One Company Is Bringing High-Speed Connections to the Most Remote Areas Using Safe Beams of Light

PCMag

One tech company has decided to bring internet to some of the most remote areas in the world. The project has managed to develop a way to bring fiber optic-speed internet to the more mountainous and inaccessible areas of Kenya and India.

The plan is to put projectors on high towers and blast beams of gigabyte-rich light in order to get internet connectivity to those seemingly impossible places to reach.

So what could this project do? One good example would be helping a villager join a Zoom meeting from the more far-flung mountains of India, like in Chaparai valley. That person would need to have a system that was not only quick to work, but easy to access despite the very craggy terrain. This is where Project Taara comes in.


Project Taara, which it’s called, was founded by the incredibly innovative tech company simply named X. The highly cutting-edge tech giant lives up to its motto, which is “We create radical new technologies to solve some of the world’s hardest problems.”  The company also calls the project the “Moonshot Factory” which has managed to use an alternative way of ‘laying hundreds of miles of fiber optic cable to connect remote villages’ that it is not only cheaper, but less labor intensive as well.

The project uses the same beams of light within fiber-optic cables but without the actual cables. Amazingly, the projectors that have been placed on the towers via high poles can even beam the wireless optical communication technology 12 miles through the air.

Capacity Media

In fact, if there is a clear line of sight, the information can even transmit data at speeds of up to 20 gigabytes per second. And it can even be done without having to deal with real estate laws, not having to tunnel under railroads, or even having to dig around bodies of water to install them.

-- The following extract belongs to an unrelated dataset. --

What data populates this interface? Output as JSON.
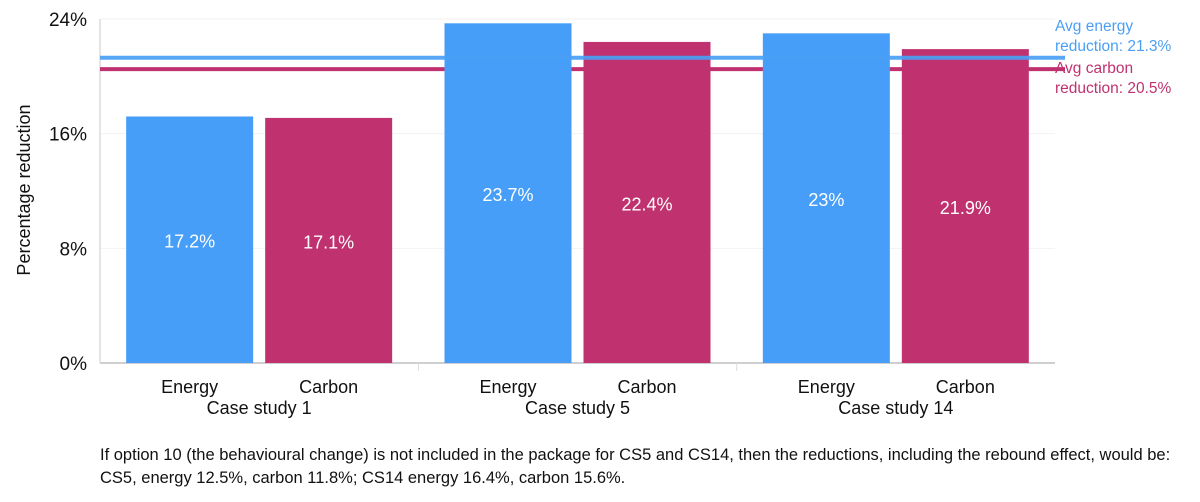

Project X was also quick to explain that the narrow, invisible beam of light won’t damage a single part of any animal physiology either. But, if there are objects that happen to go or pass through the beam of information, there would be a slight service interruption. Thankfully, the technology has a system in place that will automatically resend the data that was interrupted. One good example of something like this happening would be if birds ended up flying across the stream.


According to Dinesh Kumar, the project officer of India’s Integrated Tribal Development Agency that happens to be working with Taara explains, “We are creating history here,” speaking about bringing internet connectivity to the most remote part of India.

He adds, “The last 400 years I couldn’t get connectivity here to Chaparai… it’s an absolute miracle.”

So what exactly does this mean for the rest of the world? For those 3 billion or more people on the planet that have no access to internet, tech company X will continue to work in other countries aside from India like Kenya and other sub-Saharan regions in Africa.

Meanwhile, Liquid Telecom and Econet Group – which is one of the telecommunications services across Kenya – will also include Taara-sourced connectivity to their packages since the project was so successful during its introductory year.

The Taara team shares that their focus these days is to deliver “20+ Gbps connectivity over distances of 20+ km between each terminal and on making the units fast and easy for partners to deploy.” The company is already in talks with other ISPs, Telcos and various governments and authorities in different countries to discuss the possibility of bringing Project Taara to the most remote and more difficult areas to reach all around the world.